Это песня на пермяцком языке. Так записал её Мельников и включил в «Дорожные записки…». Полный текст, до конца. Зачем-то ему это было нужно. Именно на пермяцком. Именно с исконной магией слов, котороую не передаст перевод. Правильно, нет ли, не могу судить. Там же, ниже, на русском:
– Бабочка, бабочка, где ты побывала?
– Ненадолго в погребе была.
– Что да что ела?
– С маслом хлеб ела.
– А оставила ли мне?
– Оставила там.
– Я посмотрела там, да нет.
– Видно, чёрная собака съела.
И т.д.
Там, в «Дорожных записках…», эту песню, если точно, записывает спутник писателя, обозначенный псевдонимом М. Они втроем с неким пермяком сидят у Мельникова на квартире. Перевод его разочаровывает. «У М. с каждым словом пермяка лицо, и без того длинное, вытягивалось. Он разорвал в клочки свою бумагу». Но писатель, надо полагать, всё восстановил. Так или иначе, и оригинал, и перевод оказались на страницах «Отечественных записок». Мельников возражает спутнику (об этой песне про бабочку): «Я думаю, что и Рамаяна, и Илиада пустое дело в сравнении с этою».
Позже своеобразным собранием песен и легенд станут «Очерки мордвы». Их там много, густо, и без них не понять народа… Песня, сказка, народное предание пройдут через всё творчество писателя – как нить, на которую нанизывают жемчуг.
Мельников подспудно понимал уже тогда то, что намного позже выразил Иван Ильин. Пение – творческая эмоция, оно помогает рождению чувства в душе, через пение усваивается национальный «строй чувств», оно дает «не-животное счастье» и, если говорить о русской песне, даёт его именно по-русски. Пение, особенно хоровое, организует жизнь, «оно приучает человека свободно и самостоятельно участвовать в общественном единении».
Мельников делал то же дело, что и Пётр Киреевский, другие собиратели русского «словесного жемчуга». «Во Владимирской губернии в селе Нижний Ландех в 1855 году… встретил я на базаре безрукого нищего, распевавшего про Алексея Божия человека и т.п. “стихи”, Антона Яковлева, уже старика, ходившего с другими нищими певцами по базарам и сельским ярмаркам Владимирской, Костромской и частью Нижегородской губерний.

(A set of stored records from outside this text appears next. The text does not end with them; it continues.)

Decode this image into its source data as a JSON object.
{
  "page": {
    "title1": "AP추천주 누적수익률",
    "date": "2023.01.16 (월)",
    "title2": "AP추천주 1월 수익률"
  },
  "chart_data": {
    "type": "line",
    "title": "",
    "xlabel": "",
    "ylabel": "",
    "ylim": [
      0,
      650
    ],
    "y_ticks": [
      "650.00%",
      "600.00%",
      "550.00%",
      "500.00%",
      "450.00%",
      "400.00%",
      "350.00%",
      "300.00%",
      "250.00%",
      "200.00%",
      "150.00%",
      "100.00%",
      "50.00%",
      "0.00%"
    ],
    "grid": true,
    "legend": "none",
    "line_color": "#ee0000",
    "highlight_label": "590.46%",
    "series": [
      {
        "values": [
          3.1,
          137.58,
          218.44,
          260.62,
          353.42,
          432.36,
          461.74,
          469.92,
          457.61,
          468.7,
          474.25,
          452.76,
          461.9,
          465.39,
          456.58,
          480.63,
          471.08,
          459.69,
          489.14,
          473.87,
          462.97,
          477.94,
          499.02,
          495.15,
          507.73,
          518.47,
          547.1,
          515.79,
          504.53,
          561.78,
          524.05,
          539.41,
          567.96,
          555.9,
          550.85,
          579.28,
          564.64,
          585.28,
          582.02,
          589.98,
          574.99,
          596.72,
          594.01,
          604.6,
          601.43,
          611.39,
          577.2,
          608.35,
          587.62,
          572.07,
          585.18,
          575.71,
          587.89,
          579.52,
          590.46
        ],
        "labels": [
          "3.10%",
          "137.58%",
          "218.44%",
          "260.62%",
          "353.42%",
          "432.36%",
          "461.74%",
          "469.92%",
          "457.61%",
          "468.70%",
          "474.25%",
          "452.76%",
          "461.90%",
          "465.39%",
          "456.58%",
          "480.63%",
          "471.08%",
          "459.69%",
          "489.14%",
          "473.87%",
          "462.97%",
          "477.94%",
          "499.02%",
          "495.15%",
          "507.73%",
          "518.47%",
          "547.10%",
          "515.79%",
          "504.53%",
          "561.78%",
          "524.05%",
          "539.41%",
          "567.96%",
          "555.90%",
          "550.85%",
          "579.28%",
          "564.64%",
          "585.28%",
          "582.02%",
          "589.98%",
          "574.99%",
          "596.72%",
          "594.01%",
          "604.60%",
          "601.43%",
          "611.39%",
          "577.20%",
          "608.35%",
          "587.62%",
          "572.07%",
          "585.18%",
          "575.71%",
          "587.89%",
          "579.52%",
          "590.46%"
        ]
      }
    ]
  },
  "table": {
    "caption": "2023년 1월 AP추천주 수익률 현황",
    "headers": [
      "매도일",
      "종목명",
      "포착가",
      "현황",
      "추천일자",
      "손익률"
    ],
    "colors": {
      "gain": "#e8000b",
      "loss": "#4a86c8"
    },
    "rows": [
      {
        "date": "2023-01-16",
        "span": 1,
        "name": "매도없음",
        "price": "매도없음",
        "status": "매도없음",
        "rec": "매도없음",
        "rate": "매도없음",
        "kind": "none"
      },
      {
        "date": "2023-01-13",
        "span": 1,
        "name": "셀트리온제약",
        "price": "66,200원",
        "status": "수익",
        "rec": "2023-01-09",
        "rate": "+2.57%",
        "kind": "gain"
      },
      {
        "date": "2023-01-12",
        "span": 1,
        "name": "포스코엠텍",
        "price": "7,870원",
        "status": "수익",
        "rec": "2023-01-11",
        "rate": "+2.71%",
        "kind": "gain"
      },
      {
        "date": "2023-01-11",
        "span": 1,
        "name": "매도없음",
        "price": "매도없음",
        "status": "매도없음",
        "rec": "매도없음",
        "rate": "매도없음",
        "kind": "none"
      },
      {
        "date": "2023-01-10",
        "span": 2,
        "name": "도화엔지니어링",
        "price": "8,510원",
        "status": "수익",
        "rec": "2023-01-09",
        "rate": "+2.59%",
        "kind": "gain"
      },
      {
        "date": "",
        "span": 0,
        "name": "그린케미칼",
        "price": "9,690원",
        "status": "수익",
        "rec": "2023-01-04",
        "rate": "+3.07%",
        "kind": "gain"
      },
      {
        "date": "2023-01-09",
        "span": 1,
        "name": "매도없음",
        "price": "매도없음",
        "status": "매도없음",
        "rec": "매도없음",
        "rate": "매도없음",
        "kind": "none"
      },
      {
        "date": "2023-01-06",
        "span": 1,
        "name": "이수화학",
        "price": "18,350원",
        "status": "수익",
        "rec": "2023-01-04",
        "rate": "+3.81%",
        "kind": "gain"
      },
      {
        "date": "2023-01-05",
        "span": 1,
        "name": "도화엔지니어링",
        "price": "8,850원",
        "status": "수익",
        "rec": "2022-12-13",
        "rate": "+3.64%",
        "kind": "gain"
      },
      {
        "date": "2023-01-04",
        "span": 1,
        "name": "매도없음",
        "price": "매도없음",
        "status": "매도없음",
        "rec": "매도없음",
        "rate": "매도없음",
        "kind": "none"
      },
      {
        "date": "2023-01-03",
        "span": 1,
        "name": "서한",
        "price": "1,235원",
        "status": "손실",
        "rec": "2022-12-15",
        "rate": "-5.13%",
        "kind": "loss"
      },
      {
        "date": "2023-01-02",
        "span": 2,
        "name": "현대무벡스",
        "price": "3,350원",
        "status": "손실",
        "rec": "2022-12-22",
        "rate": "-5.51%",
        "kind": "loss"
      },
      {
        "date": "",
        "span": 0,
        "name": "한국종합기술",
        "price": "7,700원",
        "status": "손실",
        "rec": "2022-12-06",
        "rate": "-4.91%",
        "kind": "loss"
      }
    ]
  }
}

Я записал со слов Антона Яковлева несколько былин о богатырях (которые лишь весьма незначительными вариантами отличаются от напечатанных в “Собрании песен” Киреевского) и, кроме того, несколько преданий о разных местностях верхневолжского края»31.
Нас делают русскими наши герои – герои былин, преданий и песен.
Многие персонажи «Лесов» и «Гор» поют, и эта дилогия могла бы называться энциклопедией русской народной песни.
У меня на полке стоит советское восьмитомное издание Мельникова, в коричневых обложках, из книжной серии «Библиотека “Огонёк”». Беру наугад пятый том. Пролистав несколько страниц, в пятой главе первой части «В Лесах» встречаю бурлацкую песню про Астрахань, короткое четверостишие.
Она подчёркивает одну особенность судового предпринимательства: содержание беспаспортных рабочих. Тех, у кого не было никаких документов, именовали на Волге словечком «слепые». Чуть дальше, на странице 101, – ещё бурлацкая песня с характеристиками жителей поволжских городов: Кострома – «гульливая сторона», Юрьевец – «что ни парень, то подлец», «а вот Нижний городок – ходи гуляй в погребок», «вот Куманино село – в три дуги меня свело», «рядом тут село Работки – покупай, хозяин, водки» и т.д.
Ещё через несколько страниц, в седьмой главе, – интереснейший эпизод. В трактире сидят купцы «рыбники», старообрядцы. К ним подходит певица, «молоденькая не-мочка в розовой юбке, с чёрным бархатным корсажем». Просит пожертвовать «на ноты».
«– Не подаём, – молвил Орошин, грубо отстраняя немку широкой ладонью.
Та кисло улыбнулась и пошла к соседнему столику.
– Что этого гаду развелось ноне на ярманке! – заворчал Орошин. – Бренчат, еретицы, воют себе по-собачьему – дела только делать мешают. В какой трактир ни зайди, ни в едином от этих шутовок спокою нету.